Prevelence more common in females than males (for premutation)
Tremor-Ataxia Syndrome (FXS associated):
Risk males>females
Progressive neurodegenerative (cognitive decline in elderly)
Primary Ovarian Insufficiency:
Cessation of menses before 40yo
20% female with pre-mutation (1% in general population)
What is hallmark premutation phenotype of FXS in females? How does it occur?
Primary Ovarian Insufficiency.
Enlarged promoter region in FMRgene leads to other binding proteins being sequestered (that were originally on other transcripts). Disrupt other factors function.
What kind of atypical transmission patterns do we see in FXS?
Carrier males: 20% who carry FMR1premut (20-200 repeats) are clinically normal
Affected females:
30-50% carrier females with full mutation are affected
-due to selective S inactivation
What is inheritance pattern of Friedreich’s ataxia?

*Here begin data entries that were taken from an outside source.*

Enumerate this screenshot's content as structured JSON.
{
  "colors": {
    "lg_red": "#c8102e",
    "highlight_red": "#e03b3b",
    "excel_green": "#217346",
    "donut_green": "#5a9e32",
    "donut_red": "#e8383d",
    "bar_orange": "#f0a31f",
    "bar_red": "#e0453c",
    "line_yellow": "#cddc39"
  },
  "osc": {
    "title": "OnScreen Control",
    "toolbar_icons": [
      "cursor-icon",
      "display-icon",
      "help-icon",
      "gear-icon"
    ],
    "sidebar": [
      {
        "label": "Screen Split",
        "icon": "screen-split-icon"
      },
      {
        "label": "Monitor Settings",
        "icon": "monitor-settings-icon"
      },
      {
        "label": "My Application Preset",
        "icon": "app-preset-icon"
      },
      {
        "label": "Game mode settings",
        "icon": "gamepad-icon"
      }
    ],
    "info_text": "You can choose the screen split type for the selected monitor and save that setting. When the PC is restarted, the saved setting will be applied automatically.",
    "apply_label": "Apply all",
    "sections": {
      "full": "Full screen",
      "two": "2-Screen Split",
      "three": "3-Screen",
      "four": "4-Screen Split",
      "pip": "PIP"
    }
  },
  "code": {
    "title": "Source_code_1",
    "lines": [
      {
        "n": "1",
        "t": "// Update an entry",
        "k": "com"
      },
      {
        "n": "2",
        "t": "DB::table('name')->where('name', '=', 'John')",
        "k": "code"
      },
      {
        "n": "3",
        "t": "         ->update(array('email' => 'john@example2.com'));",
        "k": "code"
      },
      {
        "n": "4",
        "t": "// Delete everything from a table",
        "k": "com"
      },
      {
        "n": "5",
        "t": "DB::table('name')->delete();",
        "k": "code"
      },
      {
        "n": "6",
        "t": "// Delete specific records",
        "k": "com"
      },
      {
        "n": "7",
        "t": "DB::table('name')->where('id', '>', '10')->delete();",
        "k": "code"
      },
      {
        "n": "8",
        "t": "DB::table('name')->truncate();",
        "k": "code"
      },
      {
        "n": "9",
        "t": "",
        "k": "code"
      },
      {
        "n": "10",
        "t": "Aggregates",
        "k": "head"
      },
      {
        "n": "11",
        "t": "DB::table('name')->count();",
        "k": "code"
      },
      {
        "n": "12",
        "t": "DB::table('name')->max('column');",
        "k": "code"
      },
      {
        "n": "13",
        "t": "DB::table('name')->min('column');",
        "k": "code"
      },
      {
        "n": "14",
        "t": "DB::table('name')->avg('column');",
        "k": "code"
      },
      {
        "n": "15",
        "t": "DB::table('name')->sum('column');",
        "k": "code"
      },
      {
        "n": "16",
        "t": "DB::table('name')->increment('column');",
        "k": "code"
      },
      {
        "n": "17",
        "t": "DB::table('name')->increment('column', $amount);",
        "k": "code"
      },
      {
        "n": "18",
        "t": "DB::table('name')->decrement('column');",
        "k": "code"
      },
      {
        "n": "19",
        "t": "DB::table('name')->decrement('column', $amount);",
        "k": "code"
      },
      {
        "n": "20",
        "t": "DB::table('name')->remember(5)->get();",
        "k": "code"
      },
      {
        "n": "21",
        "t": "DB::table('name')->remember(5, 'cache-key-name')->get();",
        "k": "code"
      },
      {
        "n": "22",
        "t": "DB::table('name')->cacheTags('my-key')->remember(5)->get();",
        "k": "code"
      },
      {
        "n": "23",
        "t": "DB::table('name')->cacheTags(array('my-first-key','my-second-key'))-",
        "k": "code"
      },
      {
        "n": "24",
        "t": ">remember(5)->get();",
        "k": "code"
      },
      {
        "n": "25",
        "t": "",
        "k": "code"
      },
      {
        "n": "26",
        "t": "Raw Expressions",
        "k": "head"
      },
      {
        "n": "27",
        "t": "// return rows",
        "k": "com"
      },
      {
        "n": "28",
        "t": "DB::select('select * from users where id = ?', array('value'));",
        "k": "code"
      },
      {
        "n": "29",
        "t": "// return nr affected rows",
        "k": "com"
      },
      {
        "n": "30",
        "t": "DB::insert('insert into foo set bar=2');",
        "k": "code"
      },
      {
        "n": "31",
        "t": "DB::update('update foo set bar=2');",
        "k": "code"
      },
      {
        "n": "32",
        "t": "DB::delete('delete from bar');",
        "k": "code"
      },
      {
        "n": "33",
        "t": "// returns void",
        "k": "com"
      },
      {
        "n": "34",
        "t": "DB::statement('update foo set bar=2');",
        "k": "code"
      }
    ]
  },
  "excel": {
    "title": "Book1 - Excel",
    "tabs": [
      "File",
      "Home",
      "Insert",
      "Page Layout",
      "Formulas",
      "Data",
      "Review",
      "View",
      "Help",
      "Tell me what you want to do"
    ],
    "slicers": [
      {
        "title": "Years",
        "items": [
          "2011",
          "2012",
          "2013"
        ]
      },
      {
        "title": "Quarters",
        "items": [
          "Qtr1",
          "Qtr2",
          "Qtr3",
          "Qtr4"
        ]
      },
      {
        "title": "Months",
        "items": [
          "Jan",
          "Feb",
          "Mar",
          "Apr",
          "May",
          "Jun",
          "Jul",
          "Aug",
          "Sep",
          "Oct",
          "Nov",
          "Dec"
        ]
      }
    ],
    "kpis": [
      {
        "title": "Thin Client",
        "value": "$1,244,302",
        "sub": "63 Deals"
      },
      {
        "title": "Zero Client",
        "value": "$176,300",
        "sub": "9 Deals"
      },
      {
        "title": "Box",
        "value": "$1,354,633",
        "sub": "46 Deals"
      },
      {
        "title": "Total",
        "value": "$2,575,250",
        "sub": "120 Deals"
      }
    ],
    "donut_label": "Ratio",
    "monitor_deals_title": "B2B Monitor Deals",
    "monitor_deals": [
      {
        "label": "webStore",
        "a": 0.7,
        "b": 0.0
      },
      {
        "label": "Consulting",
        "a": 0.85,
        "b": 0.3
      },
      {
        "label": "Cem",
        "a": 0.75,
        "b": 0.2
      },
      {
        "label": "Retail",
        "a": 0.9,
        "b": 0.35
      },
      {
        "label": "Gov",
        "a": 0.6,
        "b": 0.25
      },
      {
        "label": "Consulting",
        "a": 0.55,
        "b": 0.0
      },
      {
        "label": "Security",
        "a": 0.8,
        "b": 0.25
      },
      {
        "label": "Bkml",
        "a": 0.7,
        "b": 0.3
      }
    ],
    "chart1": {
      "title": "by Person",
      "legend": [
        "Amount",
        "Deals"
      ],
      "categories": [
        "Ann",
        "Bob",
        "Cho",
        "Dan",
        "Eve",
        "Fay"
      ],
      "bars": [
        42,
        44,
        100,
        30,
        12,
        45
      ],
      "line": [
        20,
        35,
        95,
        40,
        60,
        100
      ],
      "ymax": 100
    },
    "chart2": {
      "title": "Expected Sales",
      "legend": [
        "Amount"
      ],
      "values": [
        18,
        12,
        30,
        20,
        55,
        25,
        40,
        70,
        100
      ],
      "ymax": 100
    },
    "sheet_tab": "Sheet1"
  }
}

Autosomal recessive disorder caused by GAA expansion at 1st intron of Frataxin gene (FRDA)
How many cases of hereditary ataxia does FA account for?
50%
What is repeat for FRDAwt? FRDAmut?
Normal : GAA 7-34 repeats
FA: 200-1200 GAA repeats
What does TNR lead to in the Frataxin gene?
MRNA transcript loss
How does FA influence mRNA transcript loss?
MRNA loses ability to splice correctly. Intron left in and mRNA broken down rapidly
What kind of protein is Frataxin?
Mitochondrial
May have something to do with iron/oxidative stress
Where is expression of frataxin the highest?
Heart and spinal cord (pancreas too)
Selective cell loss-> neurological dysfunction, cardiomyopathy, DM type 1
What is inheritance pathway for Myotonic Dystrophy (type1)?
Autosomal dominant with expansion of CTG in 3’UTR of the dystrophia myotonia protein kinase (DMPK)
What is the most common cause of adult onset nuscular dystrophy?
Type 1 MD
1/10,000
What is repeat number for wt, premutation, mutation?
DMPKwt= 5-34 CTG alleles
DMPKpremut= 35-49 CTG repeats w/o clinical phenotype
DMPKmutation = >50 repeats, into the thousands
In MD1, is there phenotypic expression of premutation gene?
No
What are the phenotypic expression of MD1 in relation to repeat #?
MILD (late onset) = 50-150
Cataracts, mild myotonia
Classic MD1 (150-1000) Muscle wasting weakness, myotonia, balding, cardiac conduction deficits
Severe/congenital (>1000): infantile hypotonia, resp dysfunction.
How can males and females differ in their transmission of MD1?
Males - transmit repeats up to 1000
Females- may transmit thousands of repeats!
How does MD1 manifest disease?
RNA-mediated toxicity
Alternative splicing that should occur may not occur due to recruitment of binding proteins attached to newly formed hairpin loop.